We focused on Lipocalin-2 (LCN2), a secreted glycoprotein, that is abundantly produced by osteoblasts and osteocytes. LCN2 rises with age and is associated with fracture risk. Most studies emphasize LCN2’s endocrine role in the hypothalamus and attribute skeletal effects to altered energy metabolism. However, osteoblast-lineage cells also express the LCN2 receptor SLC22A17. This receptor transports iron into the cell by binding LCN2–siderophore complexes. In other tissues this pathway promotes ferroptosis, an iron-dependent, lipid peroxidation–driven cell death program. Whether LCN2-SLC22A17 signaling axis drives skeletal decline is unknown.

Our preliminary data reveal a bone-intrinsic role for LCN2. Deletion of Lcn2 in late osteoblasts/early osteocytes (Lcn2ΔDmp1) produces a strong bone anabolic phenotype. Lcn2ΔDmp1 mice show increased trabecular mass, more osteoblasts, higher bone formation, and enhanced Wnt/β-catenin signaling, without any changes in systemic energy metabolism. In vivo, SLC22A17 haploinsufficiency increases bone mineral density, partially mimicking Lcn2 deletion. Both LCN2 and SLC22A17 are upregulated in aged osteocytes. Transcriptomic profiling comparison demonstrates that Lcn2 deletion suppresses age-associated ferroptotic and oxidative stress programs.
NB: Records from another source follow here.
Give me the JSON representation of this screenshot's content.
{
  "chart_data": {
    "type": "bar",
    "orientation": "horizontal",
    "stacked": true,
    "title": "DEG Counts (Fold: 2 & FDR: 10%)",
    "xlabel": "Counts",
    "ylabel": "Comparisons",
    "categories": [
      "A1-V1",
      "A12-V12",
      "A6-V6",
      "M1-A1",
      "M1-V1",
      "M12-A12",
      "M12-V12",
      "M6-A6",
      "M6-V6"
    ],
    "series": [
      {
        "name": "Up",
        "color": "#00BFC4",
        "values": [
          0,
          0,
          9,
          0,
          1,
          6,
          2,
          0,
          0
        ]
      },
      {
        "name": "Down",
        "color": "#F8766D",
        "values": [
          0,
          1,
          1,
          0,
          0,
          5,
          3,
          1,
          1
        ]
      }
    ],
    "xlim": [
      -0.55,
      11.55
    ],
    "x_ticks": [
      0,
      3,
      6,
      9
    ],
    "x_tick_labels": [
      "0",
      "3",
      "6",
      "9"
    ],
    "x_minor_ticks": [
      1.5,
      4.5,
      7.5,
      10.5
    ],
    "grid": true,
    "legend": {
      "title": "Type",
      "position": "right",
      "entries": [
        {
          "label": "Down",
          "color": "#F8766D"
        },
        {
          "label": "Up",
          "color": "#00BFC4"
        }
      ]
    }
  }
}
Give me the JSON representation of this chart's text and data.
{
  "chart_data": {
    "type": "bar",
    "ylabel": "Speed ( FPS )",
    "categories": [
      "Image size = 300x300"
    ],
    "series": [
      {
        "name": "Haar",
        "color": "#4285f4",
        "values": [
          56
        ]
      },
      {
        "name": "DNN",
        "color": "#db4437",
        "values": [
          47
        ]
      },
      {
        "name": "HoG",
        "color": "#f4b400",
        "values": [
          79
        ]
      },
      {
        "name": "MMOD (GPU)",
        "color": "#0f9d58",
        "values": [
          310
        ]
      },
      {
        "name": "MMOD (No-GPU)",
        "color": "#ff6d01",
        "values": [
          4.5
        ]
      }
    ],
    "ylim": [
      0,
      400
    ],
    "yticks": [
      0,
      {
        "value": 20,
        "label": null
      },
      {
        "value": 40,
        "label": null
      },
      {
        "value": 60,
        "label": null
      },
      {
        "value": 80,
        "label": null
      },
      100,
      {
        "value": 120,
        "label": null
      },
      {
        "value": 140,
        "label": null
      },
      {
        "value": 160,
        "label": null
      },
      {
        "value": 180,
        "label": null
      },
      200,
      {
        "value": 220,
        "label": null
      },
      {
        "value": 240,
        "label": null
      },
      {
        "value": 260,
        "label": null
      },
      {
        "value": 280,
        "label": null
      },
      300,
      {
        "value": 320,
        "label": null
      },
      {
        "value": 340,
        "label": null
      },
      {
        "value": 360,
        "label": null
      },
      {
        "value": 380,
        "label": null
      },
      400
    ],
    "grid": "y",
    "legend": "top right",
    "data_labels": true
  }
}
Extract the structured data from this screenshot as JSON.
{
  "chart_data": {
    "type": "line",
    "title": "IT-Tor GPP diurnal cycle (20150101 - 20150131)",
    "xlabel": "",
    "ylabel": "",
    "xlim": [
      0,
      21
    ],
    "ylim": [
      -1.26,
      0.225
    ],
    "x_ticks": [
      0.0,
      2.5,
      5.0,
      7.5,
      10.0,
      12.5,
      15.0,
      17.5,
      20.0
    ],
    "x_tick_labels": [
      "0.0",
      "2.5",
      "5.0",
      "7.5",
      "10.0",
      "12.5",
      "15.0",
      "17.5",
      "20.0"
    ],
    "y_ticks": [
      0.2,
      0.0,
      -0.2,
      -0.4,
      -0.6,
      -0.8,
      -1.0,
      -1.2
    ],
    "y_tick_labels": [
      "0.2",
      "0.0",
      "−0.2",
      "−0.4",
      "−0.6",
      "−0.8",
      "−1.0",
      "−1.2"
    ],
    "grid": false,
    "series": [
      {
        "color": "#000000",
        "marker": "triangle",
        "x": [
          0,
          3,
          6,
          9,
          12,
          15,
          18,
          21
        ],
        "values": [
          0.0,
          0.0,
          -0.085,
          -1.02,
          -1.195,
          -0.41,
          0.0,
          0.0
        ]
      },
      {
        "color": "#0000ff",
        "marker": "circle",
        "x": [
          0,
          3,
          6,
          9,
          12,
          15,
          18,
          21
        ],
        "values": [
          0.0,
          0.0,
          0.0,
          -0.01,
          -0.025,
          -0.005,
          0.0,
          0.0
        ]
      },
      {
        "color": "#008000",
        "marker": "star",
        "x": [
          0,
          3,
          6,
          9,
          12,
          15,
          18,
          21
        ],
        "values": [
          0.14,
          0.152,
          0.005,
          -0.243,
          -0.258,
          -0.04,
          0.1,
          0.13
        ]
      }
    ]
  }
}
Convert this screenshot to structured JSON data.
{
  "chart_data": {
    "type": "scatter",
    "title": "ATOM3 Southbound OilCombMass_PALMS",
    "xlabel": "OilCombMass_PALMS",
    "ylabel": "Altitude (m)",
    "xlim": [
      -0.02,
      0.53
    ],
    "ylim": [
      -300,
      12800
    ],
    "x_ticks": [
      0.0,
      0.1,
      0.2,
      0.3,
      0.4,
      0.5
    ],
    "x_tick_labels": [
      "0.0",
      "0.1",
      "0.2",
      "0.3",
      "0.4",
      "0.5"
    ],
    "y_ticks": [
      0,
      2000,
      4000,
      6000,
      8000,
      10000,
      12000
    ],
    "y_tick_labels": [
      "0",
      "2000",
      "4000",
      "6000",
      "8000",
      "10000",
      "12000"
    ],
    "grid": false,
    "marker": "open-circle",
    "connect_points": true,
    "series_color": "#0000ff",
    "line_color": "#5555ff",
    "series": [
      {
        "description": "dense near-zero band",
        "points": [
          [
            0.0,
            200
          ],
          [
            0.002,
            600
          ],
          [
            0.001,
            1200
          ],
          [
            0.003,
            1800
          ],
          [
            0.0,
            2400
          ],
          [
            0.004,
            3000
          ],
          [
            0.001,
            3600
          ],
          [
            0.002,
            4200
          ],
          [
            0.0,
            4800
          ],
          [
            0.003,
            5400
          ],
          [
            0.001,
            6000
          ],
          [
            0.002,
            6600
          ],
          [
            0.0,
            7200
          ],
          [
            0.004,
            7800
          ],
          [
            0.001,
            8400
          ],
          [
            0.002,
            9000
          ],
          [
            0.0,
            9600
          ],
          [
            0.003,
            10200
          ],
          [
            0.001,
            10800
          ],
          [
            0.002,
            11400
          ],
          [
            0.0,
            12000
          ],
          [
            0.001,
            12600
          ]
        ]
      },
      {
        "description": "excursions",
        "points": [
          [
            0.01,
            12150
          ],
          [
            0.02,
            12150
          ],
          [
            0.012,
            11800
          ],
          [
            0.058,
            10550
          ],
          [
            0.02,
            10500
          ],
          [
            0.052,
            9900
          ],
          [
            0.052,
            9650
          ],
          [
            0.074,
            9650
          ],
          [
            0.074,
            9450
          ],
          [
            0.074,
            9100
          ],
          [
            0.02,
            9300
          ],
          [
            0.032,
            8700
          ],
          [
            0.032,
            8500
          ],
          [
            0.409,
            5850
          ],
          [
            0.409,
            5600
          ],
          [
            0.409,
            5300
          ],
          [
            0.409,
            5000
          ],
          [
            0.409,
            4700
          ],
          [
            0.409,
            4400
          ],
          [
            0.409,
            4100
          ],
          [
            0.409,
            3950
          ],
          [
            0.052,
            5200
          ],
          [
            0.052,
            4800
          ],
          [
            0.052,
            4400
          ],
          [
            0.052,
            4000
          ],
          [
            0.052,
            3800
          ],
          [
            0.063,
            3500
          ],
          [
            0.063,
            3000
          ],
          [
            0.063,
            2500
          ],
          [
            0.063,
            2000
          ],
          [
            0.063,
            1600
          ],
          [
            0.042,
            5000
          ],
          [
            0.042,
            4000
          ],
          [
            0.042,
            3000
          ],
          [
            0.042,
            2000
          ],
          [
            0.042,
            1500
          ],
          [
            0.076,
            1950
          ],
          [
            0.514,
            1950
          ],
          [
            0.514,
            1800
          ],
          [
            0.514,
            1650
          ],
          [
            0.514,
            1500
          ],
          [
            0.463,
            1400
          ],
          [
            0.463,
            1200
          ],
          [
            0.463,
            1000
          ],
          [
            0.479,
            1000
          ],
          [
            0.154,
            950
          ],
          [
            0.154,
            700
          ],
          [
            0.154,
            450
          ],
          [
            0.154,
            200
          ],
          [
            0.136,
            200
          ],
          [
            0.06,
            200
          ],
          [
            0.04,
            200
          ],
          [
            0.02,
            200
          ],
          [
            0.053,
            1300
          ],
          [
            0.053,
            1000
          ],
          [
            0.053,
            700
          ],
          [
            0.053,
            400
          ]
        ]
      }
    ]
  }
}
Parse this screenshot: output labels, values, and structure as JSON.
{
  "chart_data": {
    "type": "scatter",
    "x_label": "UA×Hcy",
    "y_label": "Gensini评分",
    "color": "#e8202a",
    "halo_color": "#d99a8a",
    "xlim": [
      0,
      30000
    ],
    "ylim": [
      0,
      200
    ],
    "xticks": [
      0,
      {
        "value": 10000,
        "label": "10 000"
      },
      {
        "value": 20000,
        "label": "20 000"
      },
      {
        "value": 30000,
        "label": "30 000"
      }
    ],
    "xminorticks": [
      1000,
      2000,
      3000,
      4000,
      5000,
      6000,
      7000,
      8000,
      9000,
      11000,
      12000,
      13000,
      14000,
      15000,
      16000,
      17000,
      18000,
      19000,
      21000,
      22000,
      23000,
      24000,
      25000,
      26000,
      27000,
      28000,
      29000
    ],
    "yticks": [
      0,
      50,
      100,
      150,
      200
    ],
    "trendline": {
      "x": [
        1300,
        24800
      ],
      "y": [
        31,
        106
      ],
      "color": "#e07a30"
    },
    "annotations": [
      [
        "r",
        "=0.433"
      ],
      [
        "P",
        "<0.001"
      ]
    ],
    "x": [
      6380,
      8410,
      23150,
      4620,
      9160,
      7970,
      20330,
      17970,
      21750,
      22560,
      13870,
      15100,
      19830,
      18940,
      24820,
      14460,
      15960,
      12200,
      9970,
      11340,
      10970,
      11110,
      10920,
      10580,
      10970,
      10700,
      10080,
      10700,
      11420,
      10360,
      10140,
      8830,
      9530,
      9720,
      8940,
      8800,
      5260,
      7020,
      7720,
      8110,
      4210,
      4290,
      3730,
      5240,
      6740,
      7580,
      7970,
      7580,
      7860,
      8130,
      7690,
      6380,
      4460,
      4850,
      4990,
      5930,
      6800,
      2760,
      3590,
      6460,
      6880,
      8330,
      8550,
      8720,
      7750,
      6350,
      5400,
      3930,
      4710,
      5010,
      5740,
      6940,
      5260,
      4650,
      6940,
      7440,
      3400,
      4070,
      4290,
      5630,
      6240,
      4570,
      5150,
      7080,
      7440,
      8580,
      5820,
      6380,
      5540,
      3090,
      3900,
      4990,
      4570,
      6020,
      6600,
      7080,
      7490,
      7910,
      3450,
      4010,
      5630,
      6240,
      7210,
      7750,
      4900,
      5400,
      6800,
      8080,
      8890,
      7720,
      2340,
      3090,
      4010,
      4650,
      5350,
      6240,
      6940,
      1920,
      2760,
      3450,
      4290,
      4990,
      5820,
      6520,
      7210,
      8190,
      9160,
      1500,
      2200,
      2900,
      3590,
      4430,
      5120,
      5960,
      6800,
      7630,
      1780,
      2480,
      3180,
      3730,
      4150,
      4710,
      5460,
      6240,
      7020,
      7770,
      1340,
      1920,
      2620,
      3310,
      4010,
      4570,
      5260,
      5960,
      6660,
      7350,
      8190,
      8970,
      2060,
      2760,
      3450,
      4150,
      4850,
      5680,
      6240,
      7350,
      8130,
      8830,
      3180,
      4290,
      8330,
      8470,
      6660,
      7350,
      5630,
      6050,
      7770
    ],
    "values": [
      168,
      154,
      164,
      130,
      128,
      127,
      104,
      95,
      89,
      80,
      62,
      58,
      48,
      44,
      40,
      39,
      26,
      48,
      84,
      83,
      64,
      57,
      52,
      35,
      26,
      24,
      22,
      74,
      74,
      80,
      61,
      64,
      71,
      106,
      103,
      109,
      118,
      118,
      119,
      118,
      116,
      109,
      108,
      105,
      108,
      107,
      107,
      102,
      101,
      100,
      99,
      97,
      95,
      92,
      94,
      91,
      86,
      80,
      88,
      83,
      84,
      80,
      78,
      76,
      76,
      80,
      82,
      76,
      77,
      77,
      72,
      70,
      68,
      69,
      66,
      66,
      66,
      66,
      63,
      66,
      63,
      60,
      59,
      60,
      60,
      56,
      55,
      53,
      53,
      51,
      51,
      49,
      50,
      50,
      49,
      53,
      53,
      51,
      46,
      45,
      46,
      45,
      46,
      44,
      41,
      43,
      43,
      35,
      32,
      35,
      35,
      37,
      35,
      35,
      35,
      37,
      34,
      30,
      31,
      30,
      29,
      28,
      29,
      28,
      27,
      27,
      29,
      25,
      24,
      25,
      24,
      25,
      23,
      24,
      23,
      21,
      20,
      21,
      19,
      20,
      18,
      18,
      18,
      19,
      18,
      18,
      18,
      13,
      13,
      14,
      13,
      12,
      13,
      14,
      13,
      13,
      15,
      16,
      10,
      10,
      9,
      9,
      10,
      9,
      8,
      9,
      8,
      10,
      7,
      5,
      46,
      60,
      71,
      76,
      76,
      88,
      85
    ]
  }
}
This provided strong premise of our hypothesis that LCN2–SLC22A17 signaling in osteoblast-lineage plays a causal role in accelerates skeletal aging. The aims of this proposal are to define LCN2’s cellular sources (Aim 1), establish SLC22A17 as mediator of LCN2’s local effects on bone (Aim 2), and test necessity, sufficiency, and targetability of LCN2–SLC22A17 axis in aging bones to mitigate fragility (Aim 3).